В России же, где не кто иной, как сама Ставка Верховного главнокомандования, пыталась свалить с себя справедливые обвинения в некомпетентности ведения войны и напрасной гибели десятков тысяч людей в форме и без оной, доктринерство достигло высшей степени. Во имя этого Ставка встала во главе репрессивных мер против мирного населения приграничных областей, долженствующих перейти в руки победоносно продвигающегося на восток неприятеля. Такой шаг лишь усугубил тяжесть поражения.
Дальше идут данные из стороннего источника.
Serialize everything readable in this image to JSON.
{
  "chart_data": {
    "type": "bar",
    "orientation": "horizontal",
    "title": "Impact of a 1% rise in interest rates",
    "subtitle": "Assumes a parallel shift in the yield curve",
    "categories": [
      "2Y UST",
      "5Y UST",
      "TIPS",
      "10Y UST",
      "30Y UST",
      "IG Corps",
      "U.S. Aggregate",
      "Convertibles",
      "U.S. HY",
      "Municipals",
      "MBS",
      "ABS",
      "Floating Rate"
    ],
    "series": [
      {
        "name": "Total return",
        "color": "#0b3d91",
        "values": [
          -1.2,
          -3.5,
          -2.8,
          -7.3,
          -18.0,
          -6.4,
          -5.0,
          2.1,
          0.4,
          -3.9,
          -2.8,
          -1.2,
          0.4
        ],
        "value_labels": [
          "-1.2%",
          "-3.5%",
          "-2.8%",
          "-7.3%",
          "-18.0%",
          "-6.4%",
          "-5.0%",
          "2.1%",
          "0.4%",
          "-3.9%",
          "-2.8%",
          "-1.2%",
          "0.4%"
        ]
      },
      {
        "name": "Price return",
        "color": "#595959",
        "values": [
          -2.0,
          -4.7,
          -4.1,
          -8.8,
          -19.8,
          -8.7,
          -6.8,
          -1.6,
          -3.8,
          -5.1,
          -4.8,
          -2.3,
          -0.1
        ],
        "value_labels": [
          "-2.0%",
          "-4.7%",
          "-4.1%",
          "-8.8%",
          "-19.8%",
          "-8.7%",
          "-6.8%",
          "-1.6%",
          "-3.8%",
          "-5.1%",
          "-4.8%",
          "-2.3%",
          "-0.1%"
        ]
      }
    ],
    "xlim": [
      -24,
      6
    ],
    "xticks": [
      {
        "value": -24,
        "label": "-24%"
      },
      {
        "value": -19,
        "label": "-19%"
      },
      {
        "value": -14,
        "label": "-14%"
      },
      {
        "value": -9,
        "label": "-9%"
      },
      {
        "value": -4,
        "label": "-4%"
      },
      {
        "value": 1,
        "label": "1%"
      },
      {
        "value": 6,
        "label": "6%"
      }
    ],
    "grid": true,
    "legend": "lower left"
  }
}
Приказы «ни шагу назад» в ходе Горлицкой оборонительной операции привели к разгрому и практическому уничтожению 3-й армии Юго-Западного фронта. На пятый день операции начальник штаба Юго-Западного фронта ген. В. М. Драгомиров просил Ставку отменить приказ, и позволить обескровленным соединениям 3-й армии отступить за естественный рубеж реки Сан, чтобы перевести дух. Конечно, просьба была отклонена, а начальник штаба фронта — смещен со своей должности. Не мог же великий князь Николай Николаевич Романов признать, что он был неправ, а какой-то там генерал Драгомиров — прав. Результатом стали массовые сдачи русских солдат в плен, причем та же Ставка отдавала распоряжения о репрессиях в отношении к сдающимся, о чем подробно говорилось выше.
406
Васильев К. Транспорт России в войне 1914–1918 гг. М, 1939, с. 110.
407
См.: Россия и Первая мировая война (материалы международного научного коллоквиума). СПб. 1999, с. 132–133.
408
Редигер А. Ф. История моей жизни. Воспоминания военного министра. М., 1999, т. 2, с. 6.
409
Дмитриев Д. Доброволец. М.—Л., 1929, с. 22.
410
Жданов Н. Н. Военный плен в условиях мировой войны // Сборник статей по военному искусству. М, 1921, с. 96.